California farms typically handle this through a spreadsheet calculation outside payroll software, entering the rest period pay as a separate earning line in the payroll system. It is cumbersome but the cost of getting it wrong is significant: California labor law violations include PAGA (Private Attorneys General Act) class action exposure.
For California farms with 20+ harvest workers, a payroll service bureau with California agricultural experience (like FruitPay or AgVend payroll services) often makes more sense than self-service software.
Frequently asked questions
Are family members working on the farm exempt from payroll taxes? Yes, in many cases. Children under 18 employed by their parents on a farm are exempt from FUTA and FICA. A spouse employed on a family farm is also exempt from FUTA. These exemptions do not apply to corporations or partnerships, only to sole proprietorships. If the farm is structured as an LLC or corporation, these exemptions may not apply; confirm with your CPA.
Do we need workers' compensation for seasonal farm workers? It depends on the state. California, Washington, and Oregon require workers' comp for all agricultural employees. Texas does not require it but most farms carry it anyway. Florida requires workers' comp for farms with 6 or more employees, or 12 or more seasonal workers during any 30-day period. Seasonal workers on H-2A visas require workers' comp in most states.

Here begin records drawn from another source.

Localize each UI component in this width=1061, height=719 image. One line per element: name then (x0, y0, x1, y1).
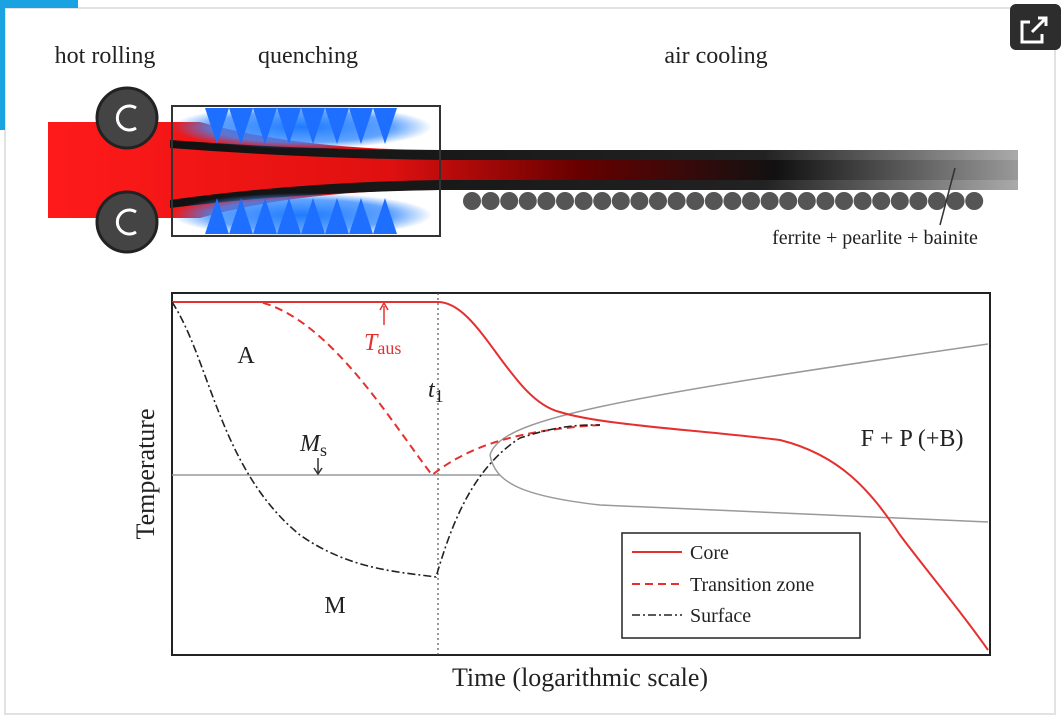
roller (95, 190, 159, 254)
table-rollers (463, 192, 984, 210)
arrow-head (379, 301, 389, 311)
subscript: 1 (435, 386, 444, 406)
table-roller (593, 192, 612, 210)
core-curve (172, 301, 989, 651)
spray-nozzles (205, 108, 397, 234)
table-roller (481, 192, 500, 210)
legend-label: Transition zone (690, 574, 814, 596)
plot-frame (171, 292, 991, 656)
roller (95, 86, 159, 150)
frame (4, 7, 1056, 715)
table-roller (723, 192, 742, 210)
table-roller (667, 192, 686, 210)
taus-label: Taus (364, 330, 401, 358)
table-roller (649, 192, 667, 210)
pointer (939, 167, 956, 226)
subscript: s (320, 440, 327, 460)
x-axis-label: Time (logarithmic scale) (452, 663, 708, 692)
legend-label: Core (690, 542, 729, 564)
arrow-head (313, 467, 323, 476)
microstructure-label: ferrite + pearlite + bainite (772, 227, 978, 249)
table-roller (965, 192, 984, 210)
t1-label: t1 (428, 377, 444, 406)
corner-accent (0, 0, 5, 130)
y-axis-label: Temperature (131, 409, 160, 540)
surface-curve (171, 301, 601, 578)
table-roller (463, 192, 481, 210)
table-roller (574, 192, 593, 210)
stage-label: hot rolling (55, 43, 156, 69)
stage-label: air cooling (664, 43, 767, 69)
table-roller (760, 192, 779, 210)
legend-label: Surface (690, 605, 751, 627)
table-roller (742, 192, 760, 210)
table-roller (872, 192, 891, 210)
transformation-end (489, 454, 989, 523)
table-roller (537, 192, 556, 210)
table-roller (835, 192, 853, 210)
bar-surface (170, 180, 1018, 208)
corner-accent (0, 0, 78, 8)
region-label: F + P (+B) (861, 426, 964, 452)
roller-icon (115, 208, 137, 236)
symbol: T (364, 330, 379, 356)
table-roller (686, 192, 705, 210)
region-label: A (237, 343, 255, 369)
table-roller (611, 192, 630, 210)
legend (621, 532, 861, 639)
table-roller (630, 192, 649, 210)
bar-surface (170, 140, 1018, 160)
subscript: aus (377, 338, 401, 358)
table-roller (556, 192, 574, 210)
table-roller (500, 192, 519, 210)
table-roller (779, 192, 798, 210)
table-roller (890, 192, 909, 210)
table-roller (853, 192, 872, 210)
symbol: t (428, 377, 436, 403)
transformation-start (489, 343, 989, 456)
table-roller (909, 192, 928, 210)
table-roller (946, 192, 965, 210)
table-roller (797, 192, 816, 210)
roller-icon (115, 104, 137, 132)
ms-label: Ms (299, 431, 327, 460)
expand-icon (1020, 16, 1048, 44)
table-roller (816, 192, 835, 210)
table-roller (704, 192, 723, 210)
table-roller (518, 192, 537, 210)
stage-label: quenching (258, 43, 358, 69)
region-label: M (324, 593, 345, 619)
table-roller (928, 192, 946, 210)
symbol: M (299, 431, 322, 457)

What is the MSPA and what records does it require? The Migrant and Seasonal Agricultural Worker Protection Act requires farms that use farm labor contractors or hire migrant workers to provide wage statements that include the pay period dates, the worker's name, hours worked, piece-rate units, total pay, and any deductions. Standard payroll paystubs usually satisfy this requirement, but the records must be kept for 3 years and made available to the Department of Labor on request.